In other action over the weekend, my alma mater, Carroll University, a NCAA Division 3 school, fell to Division I opponent, IUPUI, by 9 and were in a position to win the entire game. Auburn and Toledo, both Division 1 schools, were beat by Division 2 opponents. Within the state of Wisconsin, UW-Eau Claire & UW-River Falls, both Division 3 schools, knocked off Division 2 opponents. Furthermore, if you look around the country at other exhibition scores, you’d see other close margins as well as other lower division schools knocking off higher division schools.
Before I go any further, I am not here to say that NCAA Division 1 basketball is not the highest collegiate level & doesn’t feature the most talent night in and night out. If you looked at those same exhibition scores across the country, you would find that many Division I schools also won by large margins over Division II & III schools. Generally speaking, the best players and teams reside at the Division 1 level, but there are so many that write-off and disregard basketball at the lower levels because of a number. Many don’t grasp how many good players and teams there are outside of the Division 1 level.

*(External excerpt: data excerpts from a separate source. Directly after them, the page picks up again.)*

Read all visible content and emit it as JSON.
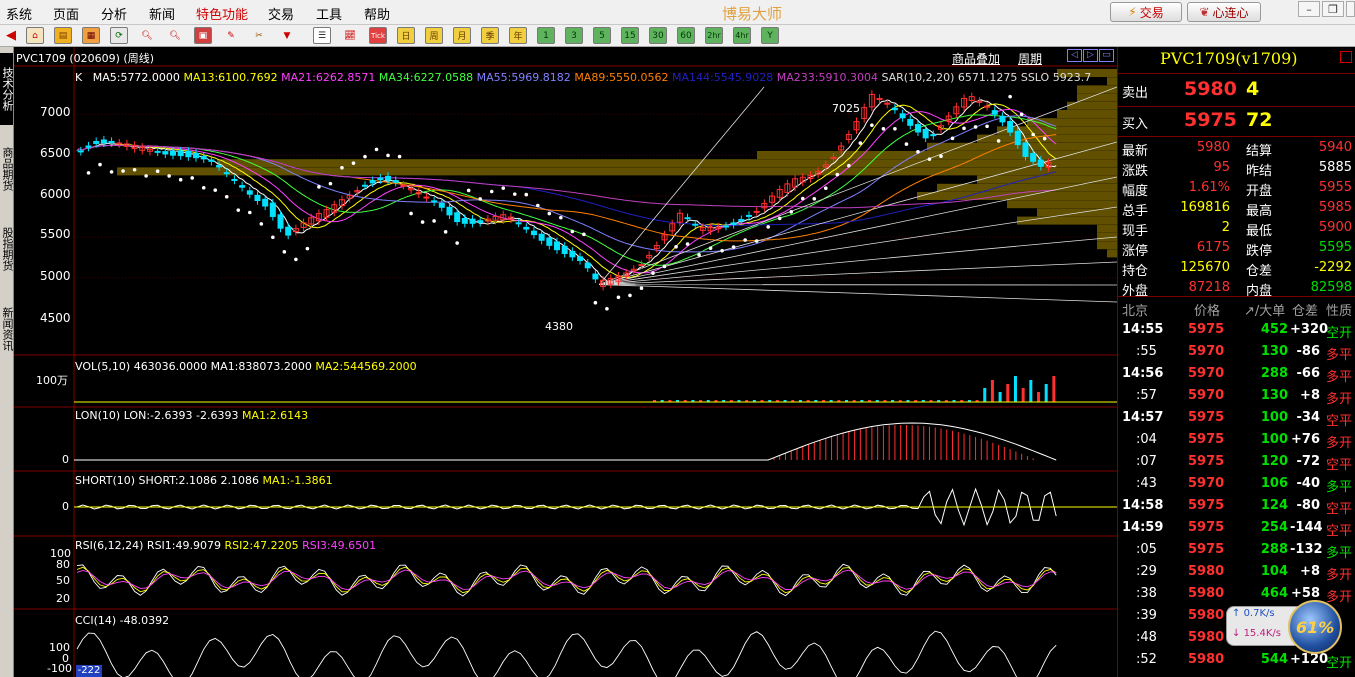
{
  "menubar": {
    "items": [
      "系统",
      "页面",
      "分析",
      "新闻",
      "特色功能",
      "交易",
      "工具",
      "帮助"
    ],
    "app_title": "博易大师",
    "trade_button": "交易",
    "xinlian_button": "心连心"
  },
  "toolbar": {
    "period_buttons": [
      "日",
      "周",
      "月",
      "季",
      "年"
    ],
    "minute_buttons": [
      "1",
      "3",
      "5",
      "15",
      "30",
      "60",
      "2hr",
      "4hr",
      "Y"
    ],
    "tick_label": "Tick"
  },
  "sidetabs": [
    "技术分析",
    "商品期货",
    "股指期货",
    "新闻资讯"
  ],
  "chart": {
    "header": "PVC1709 (020609) (周线)",
    "header_buttons": [
      "商品叠加",
      "周期"
    ],
    "ma_line": {
      "k": "K",
      "ma5": "MA5:5772.0000",
      "ma13": "MA13:6100.7692",
      "ma21": "MA21:6262.8571",
      "ma34": "MA34:6227.0588",
      "ma55": "MA55:5969.8182",
      "ma89": "MA89:5550.0562",
      "ma144": "MA144:5545.9028",
      "ma233": "MA233:5910.3004",
      "sar": "SAR(10,2,20) 6571.1275",
      "sslo": "SSLO 5923.7"
    },
    "price_axis": [
      "7000",
      "6500",
      "6000",
      "5500",
      "5000",
      "4500"
    ],
    "high_label": "7025",
    "low_label": "4380",
    "vol": {
      "title": "VOL(5,10) 463036.0000",
      "ma1": "MA1:838073.2000",
      "ma2": "MA2:544569.2000",
      "axis": "100万"
    },
    "lon": {
      "title": "LON(10) LON:-2.6393 -2.6393",
      "ma1": "MA1:2.6143",
      "axis": "0"
    },
    "short": {
      "title": "SHORT(10) SHORT:2.1086 2.1086",
      "ma1": "MA1:-1.3861",
      "axis": "0"
    },
    "rsi": {
      "title": "RSI(6,12,24) RSI1:49.9079",
      "rsi2": "RSI2:47.2205",
      "rsi3": "RSI3:49.6501",
      "axis": [
        "100",
        "80",
        "50",
        "20"
      ]
    },
    "cci": {
      "title": "CCI(14) -48.0392",
      "axis": [
        "100",
        "0",
        "-100"
      ],
      "current": "-222"
    }
  },
  "quote": {
    "title": "PVC1709(v1709)",
    "sell_label": "卖出",
    "sell_price": "5980",
    "sell_vol": "4",
    "buy_label": "买入",
    "buy_price": "5975",
    "buy_vol": "72",
    "rows": [
      {
        "l1": "最新",
        "v1": "5980",
        "l2": "结算",
        "v2": "5940",
        "c1": "#ff3030",
        "c2": "#ff3030"
      },
      {
        "l1": "涨跌",
        "v1": "95",
        "l2": "昨结",
        "v2": "5885",
        "c1": "#ff3030",
        "c2": "#ffffff"
      },
      {
        "l1": "幅度",
        "v1": "1.61%",
        "l2": "开盘",
        "v2": "5955",
        "c1": "#ff3030",
        "c2": "#ff3030"
      },
      {
        "l1": "总手",
        "v1": "169816",
        "l2": "最高",
        "v2": "5985",
        "c1": "#ffff00",
        "c2": "#ff3030"
      },
      {
        "l1": "现手",
        "v1": "2",
        "l2": "最低",
        "v2": "5900",
        "c1": "#ffff00",
        "c2": "#ff3030"
      },
      {
        "l1": "涨停",
        "v1": "6175",
        "l2": "跌停",
        "v2": "5595",
        "c1": "#ff3030",
        "c2": "#00e000"
      },
      {
        "l1": "持仓",
        "v1": "125670",
        "l2": "仓差",
        "v2": "-2292",
        "c1": "#ffff00",
        "c2": "#ffff00"
      },
      {
        "l1": "外盘",
        "v1": "87218",
        "l2": "内盘",
        "v2": "82598",
        "c1": "#ff3030",
        "c2": "#00e000"
      }
    ],
    "ticks_header": [
      "北京",
      "价格",
      "↗/大单",
      "仓差",
      "性质"
    ],
    "ticks": [
      {
        "time": "14:55",
        "price": "5975",
        "vol": "452",
        "diff": "+320",
        "type": "空开",
        "major": true,
        "tc": "#00e000"
      },
      {
        "time": ":55",
        "price": "5970",
        "vol": "130",
        "diff": "-86",
        "type": "多平",
        "major": false,
        "tc": "#ff3030"
      },
      {
        "time": "14:56",
        "price": "5970",
        "vol": "288",
        "diff": "-66",
        "type": "多平",
        "major": true,
        "tc": "#ff3030"
      },
      {
        "time": ":57",
        "price": "5970",
        "vol": "130",
        "diff": "+8",
        "type": "多开",
        "major": false,
        "tc": "#ff3030"
      },
      {
        "time": "14:57",
        "price": "5975",
        "vol": "100",
        "diff": "-34",
        "type": "空平",
        "major": true,
        "tc": "#ff3030"
      },
      {
        "time": ":04",
        "price": "5975",
        "vol": "100",
        "diff": "+76",
        "type": "多开",
        "major": false,
        "tc": "#ff3030"
      },
      {
        "time": ":07",
        "price": "5975",
        "vol": "120",
        "diff": "-72",
        "type": "空平",
        "major": false,
        "tc": "#ff3030"
      },
      {
        "time": ":43",
        "price": "5970",
        "vol": "106",
        "diff": "-40",
        "type": "多平",
        "major": false,
        "tc": "#00e000"
      },
      {
        "time": "14:58",
        "price": "5975",
        "vol": "124",
        "diff": "-80",
        "type": "空平",
        "major": true,
        "tc": "#ff3030"
      },
      {
        "time": "14:59",
        "price": "5975",
        "vol": "254",
        "diff": "-144",
        "type": "空平",
        "major": true,
        "tc": "#ff3030"
      },
      {
        "time": ":05",
        "price": "5975",
        "vol": "288",
        "diff": "-132",
        "type": "多平",
        "major": false,
        "tc": "#00e000"
      },
      {
        "time": ":29",
        "price": "5980",
        "vol": "104",
        "diff": "+8",
        "type": "多开",
        "major": false,
        "tc": "#ff3030"
      },
      {
        "time": ":38",
        "price": "5980",
        "vol": "464",
        "diff": "+58",
        "type": "多开",
        "major": false,
        "tc": "#ff3030"
      },
      {
        "time": ":39",
        "price": "5980",
        "vol": "",
        "diff": "",
        "type": "",
        "major": false,
        "tc": "#ff3030"
      },
      {
        "time": ":48",
        "price": "5980",
        "vol": "",
        "diff": "",
        "type": "",
        "major": false,
        "tc": "#ff3030"
      },
      {
        "time": ":52",
        "price": "5980",
        "vol": "544",
        "diff": "+120",
        "type": "空开",
        "major": false,
        "tc": "#00e000"
      }
    ]
  },
  "speed": {
    "up": "0.7K/s",
    "down": "15.4K/s",
    "percent": "61%"
  }
}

I could point to several instances where the only separation between a player at a higher level and a lower level is a few inches of height and measurable athletic qualities. There are also multiple teams at the Division 1 level who would be exponentially better if they played with the same type of ball and player movement as some teams do at the Division 3 level. In many instances, schools at higher levels are more focused on recruiting talent as opposed to developing & coaching it. Over an extended period of time, this can catch up to programs; very few kids are finished products when they reach the collegiate level- they all need continued development. When considering these things, it doesn’t come as a surprise that every year a few Division 1 teams are given all they can handle by high quality Division 2 and 3 teams.
Why am I writing this?
Being heavily involved in player development and collegiate recruiting, the majority of high school players and parents have little idea of what it takes to excel at the collegiate level, let alone at a scholarship level. I truly believe it would be an eye-opening, humbling experience for all players and parents to go watch a game or practice at every collegiate level. I’m all for people setting their sights high, but I also think it’s crucial to understand that there is high quality basketball teams and players at all levels. Such quality that when the ball is tipped, often times teams at lower levels are able to hang around and at times knock off teams that many would think they don’t belong in the same gym with.